Introduction: QRS detection is a fundamental step in many ECG processing applications. However, most common detection algorithms were designed for stable regular cardiac rhythms, and they have not been evaluated in cardiac arrest patients. Pulseless electrical activity (PEA) is an organized cardiac arrest rhythm, and can be analysed when chest compressions are paused. In addition, its QRS morphology is often distorted and difficult to evaluate, and the available ECG segments free of artefacts are short. The aim of this study was to develop an automatic algorithm to detect QRS complexes during PEA.

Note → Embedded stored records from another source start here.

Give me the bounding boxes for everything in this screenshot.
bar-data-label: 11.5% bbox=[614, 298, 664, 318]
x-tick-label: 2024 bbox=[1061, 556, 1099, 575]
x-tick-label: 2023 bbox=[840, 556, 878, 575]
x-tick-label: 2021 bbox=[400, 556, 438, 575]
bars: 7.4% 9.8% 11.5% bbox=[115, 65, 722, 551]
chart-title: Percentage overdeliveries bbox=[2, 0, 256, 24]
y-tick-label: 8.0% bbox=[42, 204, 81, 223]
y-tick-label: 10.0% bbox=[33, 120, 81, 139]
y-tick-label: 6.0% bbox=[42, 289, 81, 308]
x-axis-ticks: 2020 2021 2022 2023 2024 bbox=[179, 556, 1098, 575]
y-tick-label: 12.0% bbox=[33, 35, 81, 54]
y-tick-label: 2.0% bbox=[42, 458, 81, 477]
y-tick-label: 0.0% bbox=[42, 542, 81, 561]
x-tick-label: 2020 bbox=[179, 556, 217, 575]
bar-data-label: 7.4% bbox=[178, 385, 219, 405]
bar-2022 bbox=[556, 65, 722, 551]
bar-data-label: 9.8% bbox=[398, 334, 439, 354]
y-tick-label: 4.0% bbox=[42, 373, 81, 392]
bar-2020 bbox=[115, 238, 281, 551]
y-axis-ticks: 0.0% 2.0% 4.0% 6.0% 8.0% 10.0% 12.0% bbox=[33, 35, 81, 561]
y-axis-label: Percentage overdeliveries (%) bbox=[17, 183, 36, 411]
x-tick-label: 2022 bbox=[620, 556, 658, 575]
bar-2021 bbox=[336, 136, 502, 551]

Materials and methods: From 262 arrest patients we extracted 5128 noise free PEA segments, lasting 3-6 s and containing 19085 QRS complexes. Instants of QRS complexes were manually annotated by expert clinicians. Each ECG segment was decomposed using a 8-level stationary wavelet transform. A peak detector was applied in the third detail coefficients, in order to identify potential QRS complexes, and they were confirmed in the fourth and fifth detail coefficients. QRS complexes were deemed as correctly identified when they fell within 100 ms from clinical annotation. The performance was assessed in terms Sensitivity (Se), positive predictive value (PPV) and F1-score (F1).
Results: The proposed algorithm showed a mean (SD) Se of 92.4 (15.2), PPV of 88.5(15.4) and F1 of 88.8(15.6). Compared with state of the art algorithms, it outperforms all of them for more than 5 points of F1.
Conclusion: A reliable algorithm to detect QRS complexes was proposed for short duration PEA rhythm. The algorithm could be used to process ECG segments during cardiac arrest.